Immagina il diaframma come una cupola fibromuscolare che separa il torace dall’addome. La sua contrazione, durante l’inspirazione, abbassa questa cupola e crea un effetto a p***a che permette ai polmoni di espandersi, favorendo l’ingresso dell’aria. Al contrario, nell’espirazione, il diaframma si rilassa e ritorna alla sua posizione di riposo, facilitando l’espulsione dell’aria.

Questo movimento apparentemente semplice è il risultato di un’azione coordinata che coinvolge strutture ossee (le coste, la colonna vertebrale), muscoli accessori della respirazione e un complesso sistema di regolazione neurologica.

Ma c’è un aspetto poco considerato: il respiro è lo specchio della nostra personalità e delle nostre emozioni.

Quando siamo sotto stress, tendiamo a trattenere il respiro o a respirare in modo superficiale e toracico, attivando il sistema nervoso simpatico e aumentando tensioni muscolari. È per questo che molte persone fumano quando sono stressate: non è la sigaretta a rilassare, ma il respiro più profondo che essa induce.

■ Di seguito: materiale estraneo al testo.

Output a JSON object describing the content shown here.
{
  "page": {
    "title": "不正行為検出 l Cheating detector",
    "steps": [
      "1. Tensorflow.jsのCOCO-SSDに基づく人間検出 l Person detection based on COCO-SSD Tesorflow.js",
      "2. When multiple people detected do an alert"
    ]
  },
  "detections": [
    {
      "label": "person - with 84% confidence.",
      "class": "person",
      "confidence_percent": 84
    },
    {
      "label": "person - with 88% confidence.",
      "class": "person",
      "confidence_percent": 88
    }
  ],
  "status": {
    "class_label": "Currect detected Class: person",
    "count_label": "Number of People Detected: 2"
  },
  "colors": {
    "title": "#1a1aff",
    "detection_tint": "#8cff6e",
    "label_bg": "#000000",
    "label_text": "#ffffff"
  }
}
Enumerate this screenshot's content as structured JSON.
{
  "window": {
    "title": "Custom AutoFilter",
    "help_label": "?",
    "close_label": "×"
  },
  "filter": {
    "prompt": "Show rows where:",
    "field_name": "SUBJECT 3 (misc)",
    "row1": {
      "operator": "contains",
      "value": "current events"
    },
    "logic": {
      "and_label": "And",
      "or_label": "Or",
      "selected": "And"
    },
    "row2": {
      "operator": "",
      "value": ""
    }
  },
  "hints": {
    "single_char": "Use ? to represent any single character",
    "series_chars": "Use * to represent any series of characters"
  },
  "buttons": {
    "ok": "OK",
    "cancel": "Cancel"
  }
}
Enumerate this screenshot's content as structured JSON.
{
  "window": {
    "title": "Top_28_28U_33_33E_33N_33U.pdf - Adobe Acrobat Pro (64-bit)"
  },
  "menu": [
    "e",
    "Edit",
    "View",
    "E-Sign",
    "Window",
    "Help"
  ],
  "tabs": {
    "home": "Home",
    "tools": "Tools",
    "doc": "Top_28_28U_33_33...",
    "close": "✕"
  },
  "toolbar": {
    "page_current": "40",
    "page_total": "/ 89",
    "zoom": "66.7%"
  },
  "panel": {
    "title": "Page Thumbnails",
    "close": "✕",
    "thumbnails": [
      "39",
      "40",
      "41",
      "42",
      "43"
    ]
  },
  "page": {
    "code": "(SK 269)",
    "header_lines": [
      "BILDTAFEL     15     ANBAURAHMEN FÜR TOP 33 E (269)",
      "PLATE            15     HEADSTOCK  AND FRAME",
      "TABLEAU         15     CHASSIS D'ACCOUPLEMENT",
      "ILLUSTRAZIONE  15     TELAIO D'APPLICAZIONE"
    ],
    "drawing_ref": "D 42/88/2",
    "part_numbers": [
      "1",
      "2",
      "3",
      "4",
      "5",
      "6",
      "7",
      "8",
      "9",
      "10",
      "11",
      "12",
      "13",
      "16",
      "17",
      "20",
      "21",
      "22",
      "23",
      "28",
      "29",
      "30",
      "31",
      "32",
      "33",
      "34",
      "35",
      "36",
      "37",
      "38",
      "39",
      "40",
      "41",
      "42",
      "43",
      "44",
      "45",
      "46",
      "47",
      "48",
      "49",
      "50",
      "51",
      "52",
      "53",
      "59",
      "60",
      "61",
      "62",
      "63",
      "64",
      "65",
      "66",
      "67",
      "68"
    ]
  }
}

Ogni boccata di fumo costringe il fumatore a una profonda inspirazione ed espirazione lenta, un meccanismo simile a quello delle tecniche di rilassamento. Ma la nicotina, in realtà, non fa altro che peggiorare la tensione nel lungo periodo.

Un crocevia anatomico: nervi, vasi e organi

Oltre a essere un motore respiratorio, il diaframma ospita importanti strutture che lo attraversano, creando un vero e proprio snodo tra torace e addome. Tre aperture principali permettono il passaggio di elementi fondamentali:

-il forame della vena cava inferiore (T8), che consente alla vena cava di trasportare il sangue deossigenato verso il cuore.

-lo iato esofageo (T10), dove l’esofago attraversa il diaframma accompagnato dai nervi vaghi, strettamente legati alla regolazione della funzione digestiva.

-lo iato aortico (T12), che accoglie l’aorta addominale, il dotto toracico e le vene azigos, consentendo la circolazione del sangue e della linfa tra torace e addome.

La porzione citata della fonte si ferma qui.